Mary Liz Curtin and Stephen Scannell's furniture and gift shop, Leon & Lulu LLC, used to be a roller rink and Motown concert venue. They bought the place in 2005 for $750,000 and added $255,000 in renovations.
They kept the 69-year-old property's original flooring, benches, trophy cases, scoreboard and signage. On weekends and during special events, employees skate through the aisles to serve coffee and cookies to shoppers.
Last year the Clawson, Mich., company posted about $2 million in sales, a 20% increase from 2008, according to Ms. Curtin. "We get letters from people who thank us for keeping the history alive," she says.

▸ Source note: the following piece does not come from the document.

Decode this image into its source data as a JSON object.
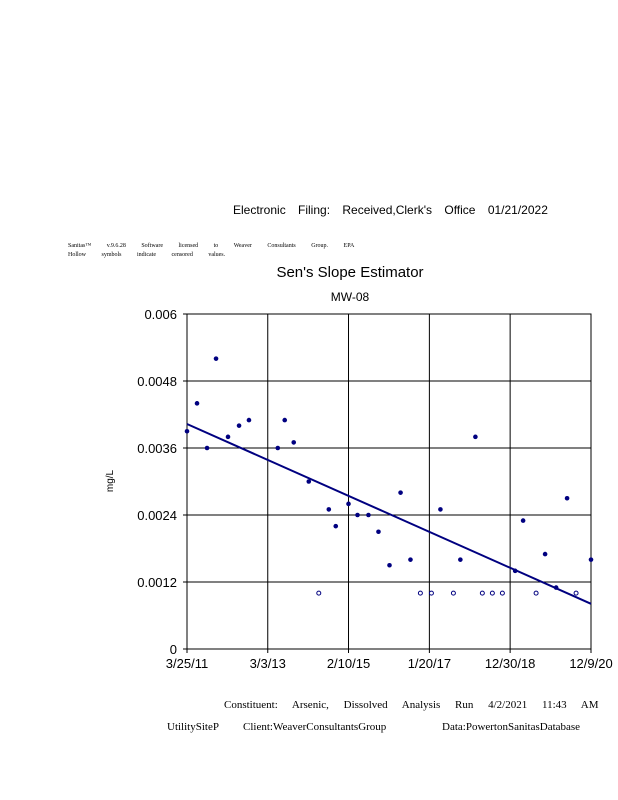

Business owners can sometimes run into problems obtaining basic operating permits, warns Alan Shor, president of the Retail Connection LP, a retail real-estate firm based in Dallas. Any business "that might impact children, traffic or even the look of the neighborhood" could face opposition from local lawmakers, he says.
Steve Morrison, who owns Mission Restaurant, a Syracuse, N.Y., eatery housed in a former Wesleyan Methodist church that was an alleged stop on the Underground Railroad, ran into such a problem. A local law prohibits the sale of hard liquor within less than 200 feet of a church—an active one—and he's within that range of a Baptist church. "I can only sell beer and wine," he gripes.
An establishment's idiosyncratic past may not always be an advantage. Hair stylist Randy Fotia says he usually avoids mentioning that his salon was once a funeral home unless clients inquire about a photo on the cash register showing its original facade.
"Some people get creeped out by that," says Mr. Fotia, who purchased the Highland Park, N.J., property in 1992 at a below-market rate with a mortgage he's long since paid off. "I've always liked it."
Mr. Fotia says he spent close to $500,000 renovating the salon, now called All Is Vanity, and the apartment above it, where he lives. Clients are typically unaware when using the bathroom in the basement that bodies were once embalmed down there. "People say they've gotten weird vibes," says Mr. Fotia. But "no ghosts."